Mais toutes les activités en rapport avec la forêt ne seront probablement pas assez solides pour survivre aux pressions économiques dues à l'évolution et à l'ouverture des marchés. Comme il a été vu à la section «Ampleur des activités génératrices de revenu basées sur la forêt» (p.59), la rémunération de la main-d'œuvre varie fortement d'un secteur à l'autre. Les rares données dont on dispose laissent entrevoir que cette rémunération est en général supérieure dans des secteurs comme la menuiserie et le travail du bois que dans des activités comme le tissage de nattes et la vannerie. Dans ce dernier domaine, la rentabilité est souvent marginale, et la concurrence des produits de remplacement de fabrication industrielle (articles de matière plastique par exemple) est sévère. Ainsi, même si certaines des activités les plus simples, pratiquées surtout par les pauvres et par les femmes, permettent à grand nombre de personnes de subsister, elles ne sont guère durables en ce sens qu'elles seront abandonnées aussitôt que d'autres possibilités de génération de revenu se présenteront, ou si le marché est saturé par des produits de remplacement. Il importe donc de pouvoir distinguer entre les activités qui ont un réel potentiel de survie et de prospérité, et celles qui n'en ont pas. Cette dimension du problème a jusqu'ici été largement ignorée, les programmes de soutien aux petites entreprises ayant appuyé toutes les catégories d'activité, sans opérer de distinction.

Il est probable que les organismes d'aide aux petites entreprises rurales déjà existants apporteront un appui plus efficace aux petites entreprises forestières que les entités de vulgarisation spécialisées mises sur pied au seul bénéfice des entreprises de transformation des produits forestiers. En général, les services requis existent déjà: amélioration de l'accès aux sources institutionnelles de financement et de crédit, information sur les marchés et les produits, formation des entrepreneurs et de leurs employés aux diverses disciplines techniques et à la gestion. Mais les micro-entreprises, qui prédominent dans le secteur forestier, risquent bien de ne pas pouvoir tirer parti de ces services si on ne les y aide pas, et si elles ne se regroupent pas. En outre, il est possible que les organismes d'aide à vocation généraliste n'aient pas les moyens de suivre d'assez près les besoins spécifiques du secteur des petites entreprises individuelles. Il pourrait donc être nécessaire de créer des «centres de coordination» pour les activités d'origine forestière; cette fonction pourrait être confiée à une banque de développement rural, ou aux services forestiers.

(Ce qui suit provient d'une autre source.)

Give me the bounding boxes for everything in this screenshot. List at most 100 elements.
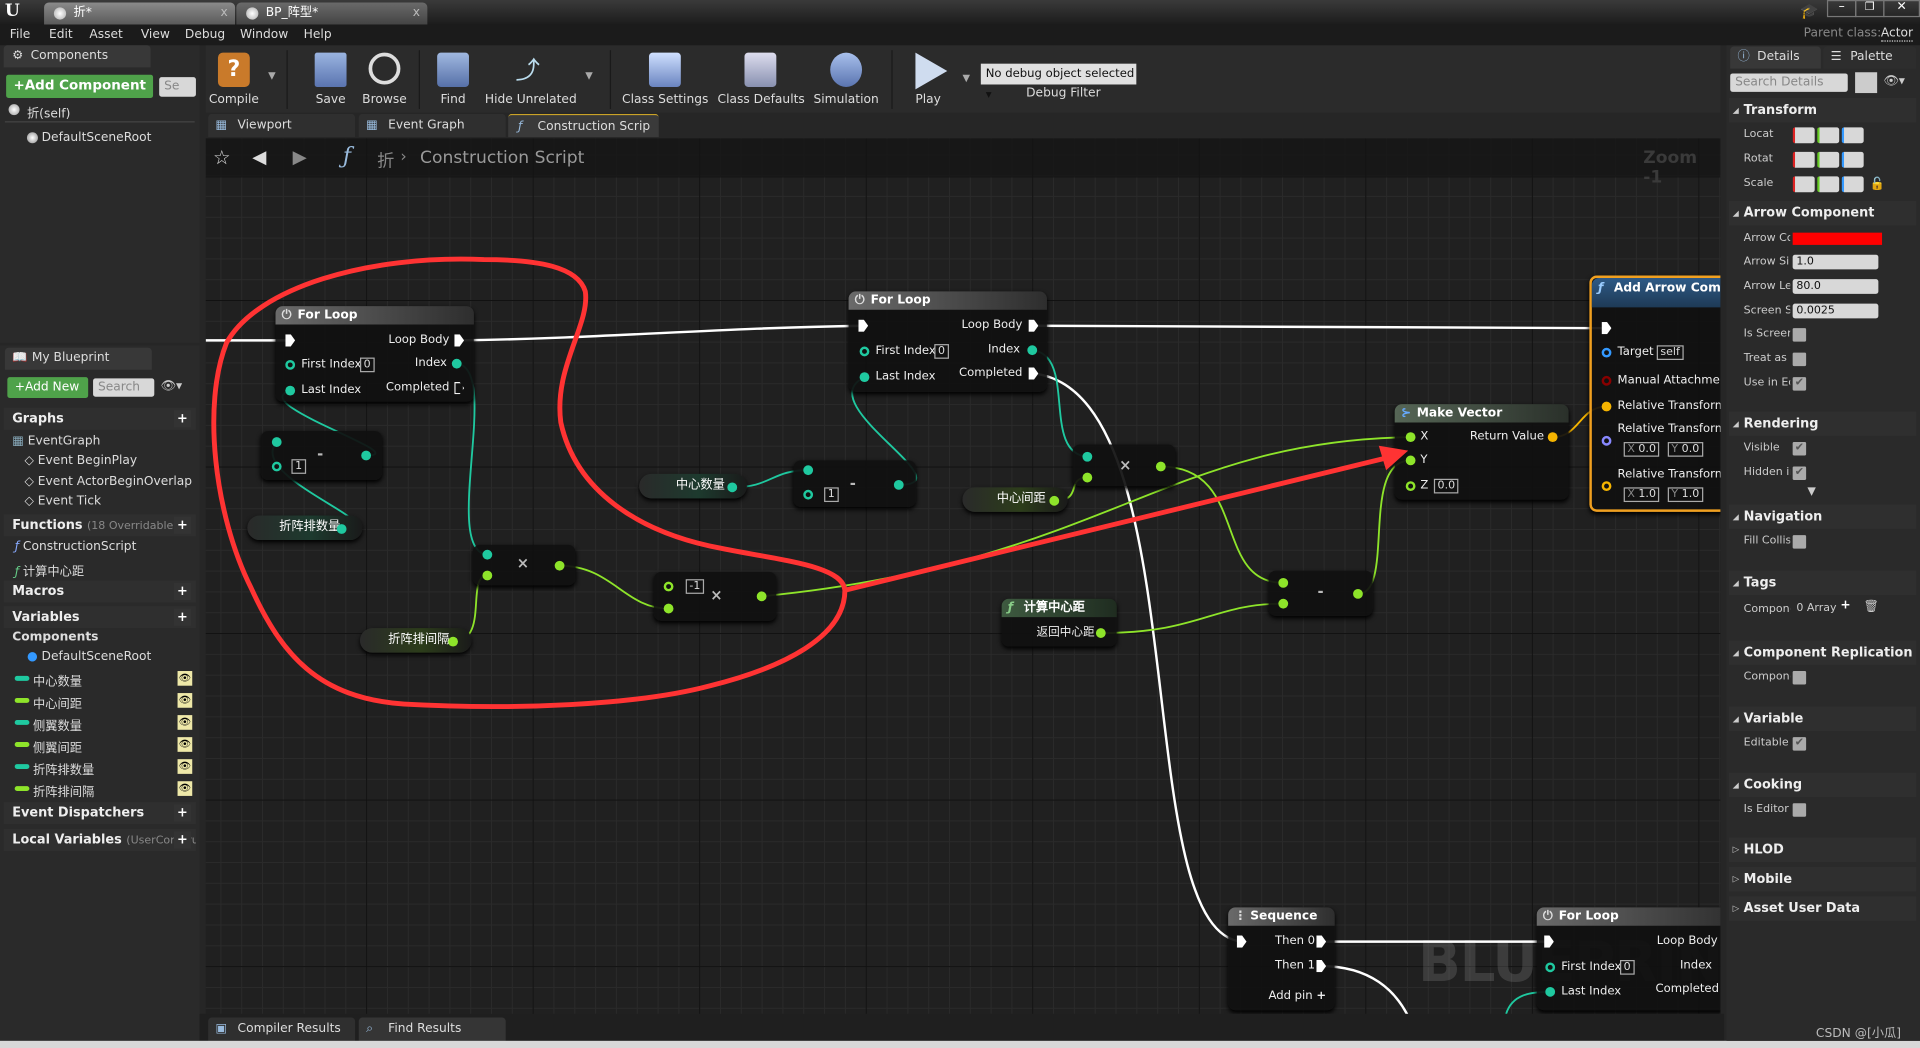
location-x-input[interactable] [1792, 127, 1815, 144]
cooking-section[interactable]: Cooking [1728, 772, 1917, 798]
trash-icon[interactable]: 🗑 [1864, 600, 1880, 613]
add-local-variable-icon[interactable]: + [173, 831, 192, 849]
tags-section[interactable]: Tags [1728, 570, 1917, 596]
my-blueprint-tab[interactable]: 📖 My Blueprint [4, 347, 152, 370]
add-variable-icon[interactable]: + [173, 608, 192, 626]
menu-edit[interactable]: Edit [49, 24, 73, 45]
visibility-eye-icon[interactable]: 👁 [177, 715, 193, 730]
event-item[interactable]: ◇ Event ActorBeginOverlap [24, 475, 192, 488]
scale-y-input[interactable] [1817, 176, 1840, 193]
debug-object-select[interactable]: No debug object selected ▾ [980, 63, 1137, 102]
find-button[interactable]: Find [431, 45, 475, 112]
menu-view[interactable]: View [141, 24, 170, 45]
visibility-eye-icon[interactable]: 👁 [177, 671, 193, 686]
rotation-label[interactable]: Rotat [1744, 152, 1791, 167]
tab-details[interactable]: ⓘ Details [1730, 46, 1821, 69]
tab-palette[interactable]: ☰ Palette [1823, 46, 1917, 69]
function-item[interactable]: ƒ 计算中心距 [15, 561, 84, 579]
location-z-input[interactable] [1841, 127, 1864, 144]
tab-construction-script[interactable]: ƒ Construction Scrip [508, 113, 659, 138]
visibility-eye-icon[interactable]: 👁 [177, 693, 193, 708]
class-settings-button[interactable]: Class Settings [622, 45, 708, 112]
function-item[interactable]: ƒ ConstructionScript [15, 540, 137, 553]
browse-button[interactable]: Browse [358, 45, 412, 112]
hide-unrelated-button[interactable]: ⤴ Hide Unrelated [485, 45, 577, 112]
close-window-button[interactable]: ✕ [1883, 0, 1920, 18]
doc-tab-2[interactable]: BP_阵型* x [236, 2, 428, 25]
components-search[interactable]: Se [159, 77, 196, 97]
minimize-button[interactable]: – [1826, 0, 1857, 18]
is-screen-checkbox[interactable] [1792, 328, 1807, 342]
add-macro-icon[interactable]: + [173, 582, 192, 601]
graphs-header[interactable]: Graphs + [3, 407, 196, 430]
fill-collision-checkbox[interactable] [1792, 535, 1807, 549]
visibility-eye-icon[interactable]: 👁 [177, 781, 193, 796]
arrow-size-input[interactable]: 1.0 [1792, 254, 1879, 270]
scale-z-input[interactable] [1841, 176, 1864, 193]
event-item[interactable]: ◇ Event Tick [24, 495, 101, 508]
add-function-icon[interactable]: + [173, 516, 192, 534]
variable-item[interactable]: 侧翼间距 👁 [14, 737, 199, 756]
is-editor-only-checkbox[interactable] [1792, 803, 1807, 817]
doc-tab-1[interactable]: 折* x [44, 2, 236, 25]
use-in-checkbox[interactable]: ✔ [1792, 377, 1807, 391]
arrow-color-swatch[interactable] [1792, 232, 1883, 245]
transform-section[interactable]: Transform [1728, 97, 1917, 123]
visibility-eye-icon[interactable]: 👁 [177, 759, 193, 774]
visible-checkbox[interactable]: ✔ [1792, 442, 1807, 456]
simulation-button[interactable]: Simulation [811, 45, 882, 112]
variables-header[interactable]: Variables + [3, 606, 196, 629]
editable-checkbox[interactable]: ✔ [1792, 737, 1807, 751]
class-defaults-button[interactable]: Class Defaults [718, 45, 805, 112]
menu-asset[interactable]: Asset [89, 24, 122, 45]
event-item[interactable]: ◇ Event BeginPlay [24, 454, 137, 467]
menu-window[interactable]: Window [240, 24, 288, 45]
rotation-x-input[interactable] [1792, 151, 1815, 168]
close-icon[interactable]: x [413, 2, 420, 24]
event-dispatchers-header[interactable]: Event Dispatchers + [3, 802, 196, 825]
compile-options-dropdown[interactable]: ▼ [268, 70, 276, 81]
add-graph-icon[interactable]: + [173, 410, 192, 428]
hide-unrelated-dropdown[interactable]: ▼ [585, 70, 593, 81]
hidden-checkbox[interactable]: ✔ [1792, 466, 1807, 481]
play-options-dropdown[interactable]: ▼ [962, 72, 970, 83]
navigation-section[interactable]: Navigation [1728, 504, 1917, 529]
add-dispatcher-icon[interactable]: + [173, 804, 192, 822]
rotation-z-input[interactable] [1841, 151, 1864, 168]
replicates-checkbox[interactable] [1792, 671, 1807, 685]
arrow-length-input[interactable]: 80.0 [1792, 279, 1879, 294]
component-item[interactable]: ● DefaultSceneRoot [27, 650, 151, 663]
visibility-options-icon[interactable]: 👁▾ [1883, 75, 1905, 88]
self-item[interactable]: 折(self) [27, 103, 70, 121]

Une petite entreprise de travail du bois

Le domaine dans lequel les autorités forestières doivent de toute évidence intervenir en priorité est celui des approvisionnements en matières premières, dont la pénurie est une contrainte majeure pour les entreprises de collecte et de transformation. L'appauvrissement des ressources forestières sera surtout sensible pour les pauvres, dont la survie en dépend le plus étroitement. La crise du bois de feu pourrait être déterminante pour certaines entreprises de transformation qui ne disposent pas d'autres sources d'énergie. Dans certaines régions, la commercialisation a entraîné la surexploitation des ressources en matières premières à mesure que les marchés se développaient. Par exemple, la collecte du rotin, facile autrefois, exige aujourd'hui beaucoup plus de temps pour amasser moins de matière première (voir chapitre précédent).

Les petites entreprises n'ont pas les moyens de créer ou de gérer de façon durable leurs propres ressources en vue de leur consommation future. Parfois, tel type ou telle qualité de bois, de canne ou de feuillage sont extraits sélectivement par la grande industrie, ou sont surexploités jusqu'à quasi-extinction par les petits entrepreneurs eux-mêmes. L'accès aux matières premières forestières est également limité par les problèmes de transport quand les sources deviennent de plus en plus éloignées.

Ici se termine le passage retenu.